A Return to Paradise (for Exberliner Magazine)

Ever since Adam and Eve bit into the apple, looked down and gasped at their naked bits, man has shied away from nudity and sought forever to cover himself in garments. Without clothes he feels somewhat embarrassed, as if exposing something that would give himself away to others. Long has this characteristic woven itself into Western society, so often crossing paths with sexuality. But somewhere along the way, man, or Finnish man at least, dug up the notion of the sauna. And while today there are many social channels promoting a fearless sort of nudity (Germany certainly isn’t short of them), none seems to do it with quite such whole-hearted abandon as the sauna. Its almost like we’ve found a return to paradise, albeit temporary.

This allusion to an idyllic place is hardly one that strikes the anxious sauna first-timer. The prospect of complete nudity, everything told, in front of strangers who may well be the opposite sex can be alarming. Most of all, the mind cannot separate the sauna from sex. A foggy blur of sweaty bums, breasts and penises spring up and stand like blockades to objective judgment. I twitched every time my girlfriend set the idea upon me. ‘But what if…’

And then I was there and all the fog cleared (the steam sauna apart). This was like a fancy dress party. Turn up in normal clothes and you feel completely ridiculous compared to the person smoking a cigarette in the hippo outfit. Here of course, it was absurd to wear any clothes. Nudity was the norm, unremarkable. Bums there were, but these were as common as a pair of jeans on the street. Sexuality was a non-issue. Besides, does the appeal of sex not find its most potent form in the promise of what is hidden rather than the full exposé itself?

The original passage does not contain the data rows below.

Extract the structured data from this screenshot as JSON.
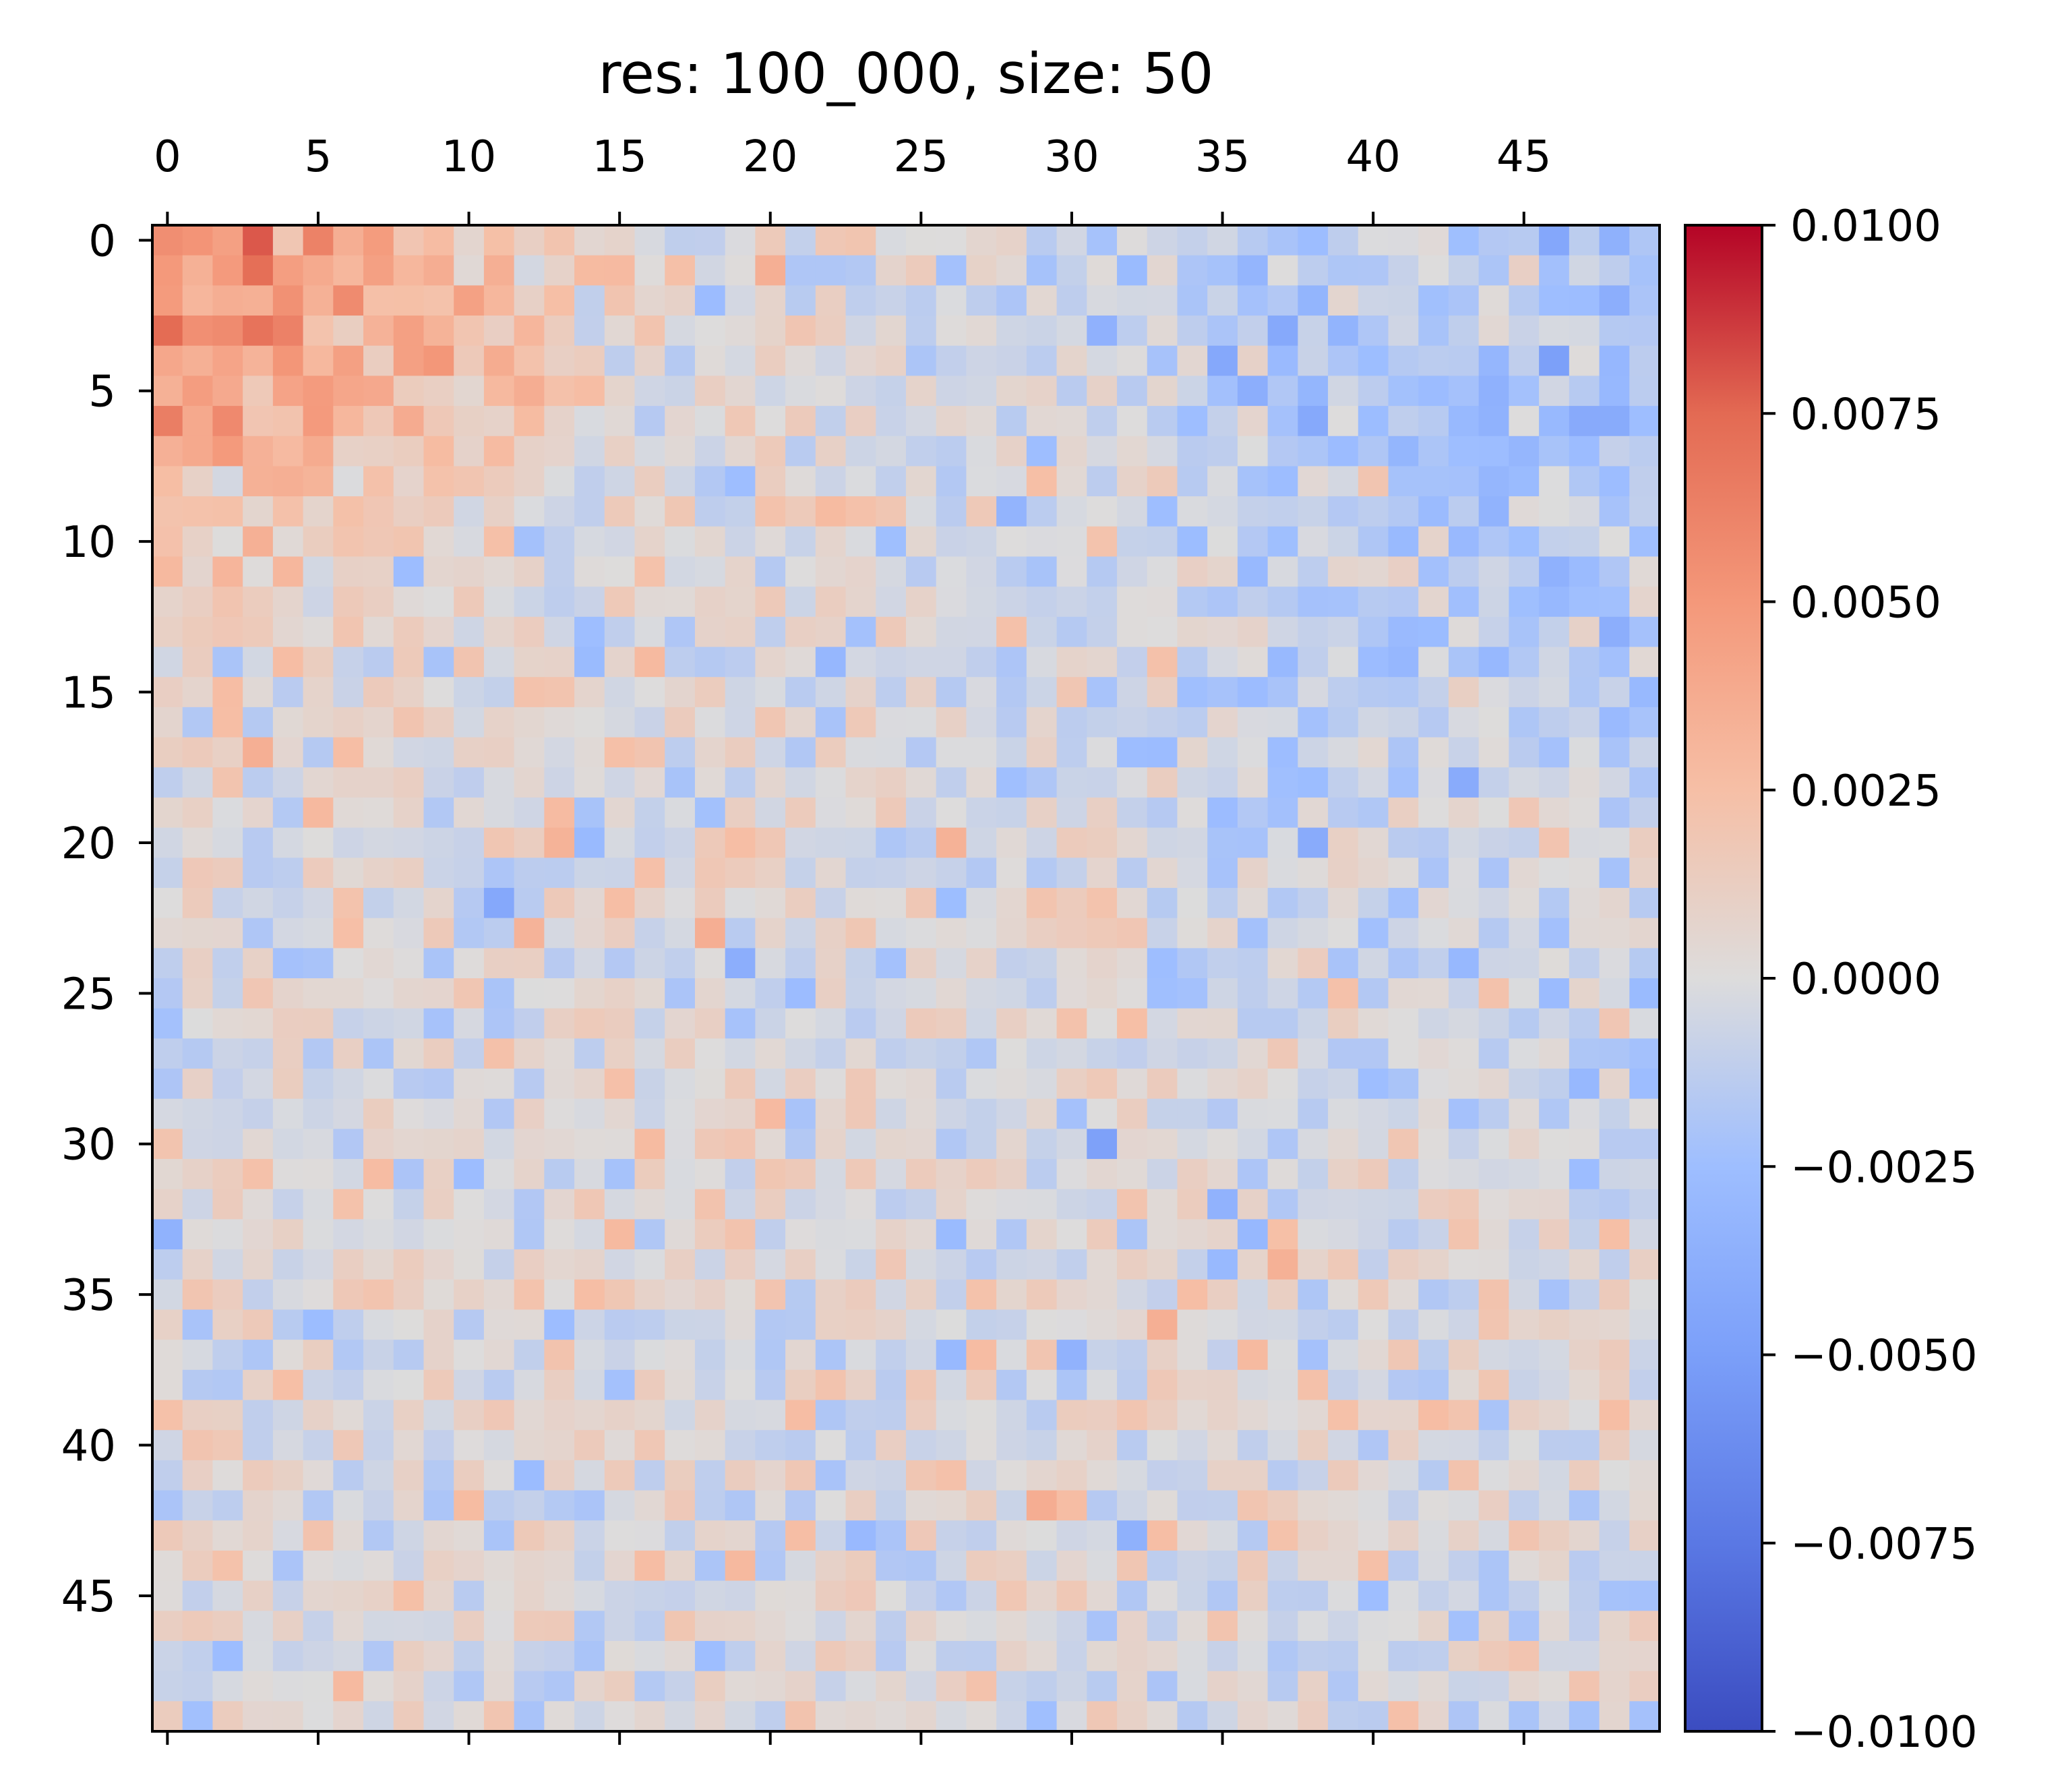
{
  "chart_data": {
    "type": "heatmap",
    "title": "res: 100_000, size: 50",
    "colormap": "coolwarm",
    "rows": 50,
    "cols": 50,
    "vmin": -0.01,
    "vmax": 0.01,
    "x_ticks": [
      0,
      5,
      10,
      15,
      20,
      25,
      30,
      35,
      40,
      45
    ],
    "y_ticks": [
      0,
      5,
      10,
      15,
      20,
      25,
      30,
      35,
      40,
      45
    ],
    "x_tick_labels": [
      "0",
      "5",
      "10",
      "15",
      "20",
      "25",
      "30",
      "35",
      "40",
      "45"
    ],
    "y_tick_labels": [
      "0",
      "5",
      "10",
      "15",
      "20",
      "25",
      "30",
      "35",
      "40",
      "45"
    ],
    "colorbar_ticks": [
      0.01,
      0.0075,
      0.005,
      0.0025,
      0.0,
      -0.0025,
      -0.005,
      -0.0075,
      -0.01
    ],
    "colorbar_tick_labels": [
      "0.0100",
      "0.0075",
      "0.0050",
      "0.0025",
      "0.0000",
      "−0.0025",
      "−0.0050",
      "−0.0075",
      "−0.0100"
    ],
    "pattern_description_values": {
      "top_left_block_peak": 0.0075,
      "top_right_region_typical": -0.002,
      "background_noise_std": 0.0012
    },
    "seed": 100000
  }
}
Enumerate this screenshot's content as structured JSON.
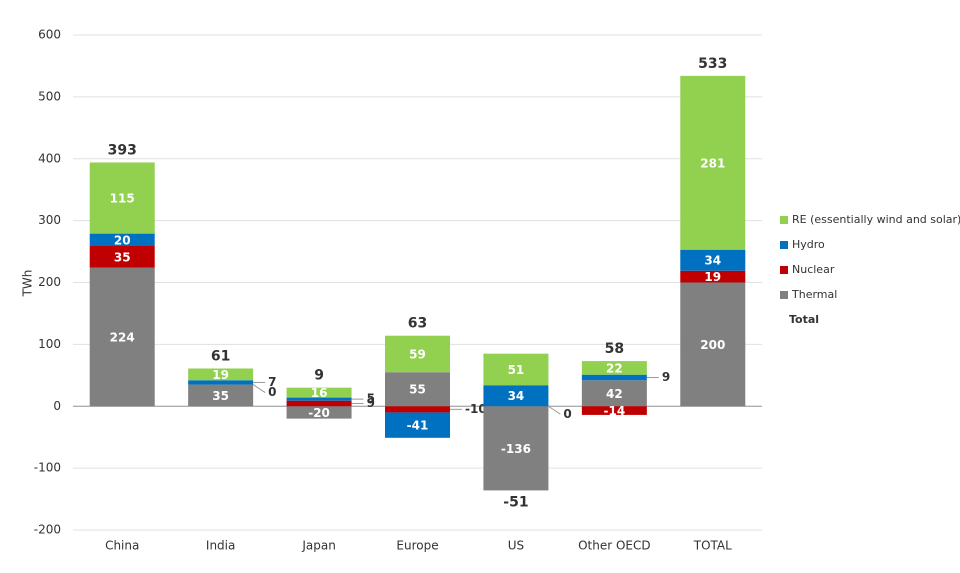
{
  "chart_data": {
    "type": "stacked-bar",
    "y_label": "TWh",
    "categories": [
      "China",
      "India",
      "Japan",
      "Europe",
      "US",
      "Other OECD",
      "TOTAL"
    ],
    "series": [
      {
        "name": "Thermal",
        "color": "#808080",
        "values": [
          224,
          35,
          -20,
          55,
          -136,
          42,
          200
        ]
      },
      {
        "name": "Nuclear",
        "color": "#c00000",
        "values": [
          35,
          0,
          9,
          -10,
          0,
          -14,
          19
        ]
      },
      {
        "name": "Hydro",
        "color": "#0070c0",
        "values": [
          20,
          7,
          5,
          -41,
          34,
          9,
          34
        ]
      },
      {
        "name": "RE (essentially wind and solar)",
        "color": "#92d050",
        "values": [
          115,
          19,
          16,
          59,
          51,
          22,
          281
        ]
      }
    ],
    "totals": {
      "name": "Total",
      "values": [
        393,
        61,
        9,
        63,
        -51,
        58,
        533
      ]
    },
    "ylim": [
      -200,
      600
    ],
    "yticks": [
      -200,
      -100,
      0,
      100,
      200,
      300,
      400,
      500,
      600
    ],
    "grid": true
  }
}
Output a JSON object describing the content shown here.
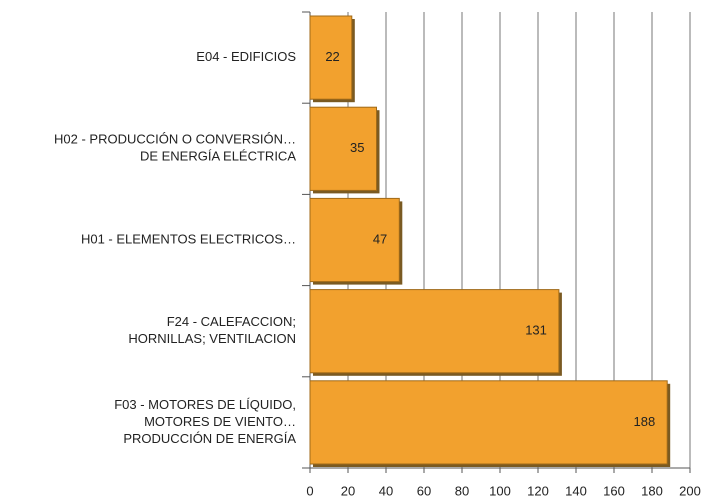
{
  "chart_data": {
    "type": "barh",
    "categories": [
      [
        "E04 - EDIFICIOS"
      ],
      [
        "H02 - PRODUCCIÓN O CONVERSIÓN…",
        "DE ENERGÍA ELÉCTRICA"
      ],
      [
        "H01 - ELEMENTOS ELECTRICOS…"
      ],
      [
        "F24 - CALEFACCION;",
        "HORNILLAS; VENTILACION"
      ],
      [
        "F03 - MOTORES DE LÍQUIDO,",
        "MOTORES DE VIENTO…",
        "PRODUCCIÓN DE ENERGÍA"
      ]
    ],
    "values": [
      22,
      35,
      47,
      131,
      188
    ],
    "color": "#f2a12e",
    "xlim": [
      0,
      200
    ],
    "xticks": [
      0,
      20,
      40,
      60,
      80,
      100,
      120,
      140,
      160,
      180,
      200
    ],
    "grid": true
  }
}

Something didn’t seem right. Something that I took for granted everyday, that I did as naturally as I blink and breathe. Ah yes, judgment! Categorising people that you see everyday and fitting them into the banal social pools that before long, becomes reflex. I couldn’t place the guy with long hair and a small tattoo over there on the far bench. Hair, and sometimes a tattoo, are all one has to go on. Long Hair might be a Harley-Davison character. But there was no moustache. Is he a grunge figure then?

This was the sauna guessing game. More pertinent however was the unearthly and refreshing neutrality of it all. It is said that early Finnish traditions saw the sauna as a welcome break to the great gender divide. In work and leisure, man and women had separate roles, but in the sauna everyone rolled up together. Similarly, it seems that some of our social divisions evaporate in the heat of the sauna.

Sure enough, I met Long Hair shortly before we left the place. Here in the changing rooms we underwent a metamorphosis back into society’s labels, namely clothes. And I felt mildly ashamed. Now, getting dressed and covering up all those bits I had never wanted to expose in the first place, there was shame! I was giving myself away to others. I put on a hoodie, so I was a skater-dude presumably. All around me people were doing the same. For the last three hours these people had passed me here and there in the sauna, and I knew them only in their naked guise. Now that they suddenly wore clothes it was strange. Their bums were concealed but they were altogether exposed.

Some of my fellow saunerers turned out in the clothes I had imagined for them. But Long Hair, brandishing a clean-cut suit with a pink shirt underneath, and no sign of a leather outfit, came out of the blue. And then we slid back into the ‘real’ world, where nudity was a virtual sin, where the apple had been bitten.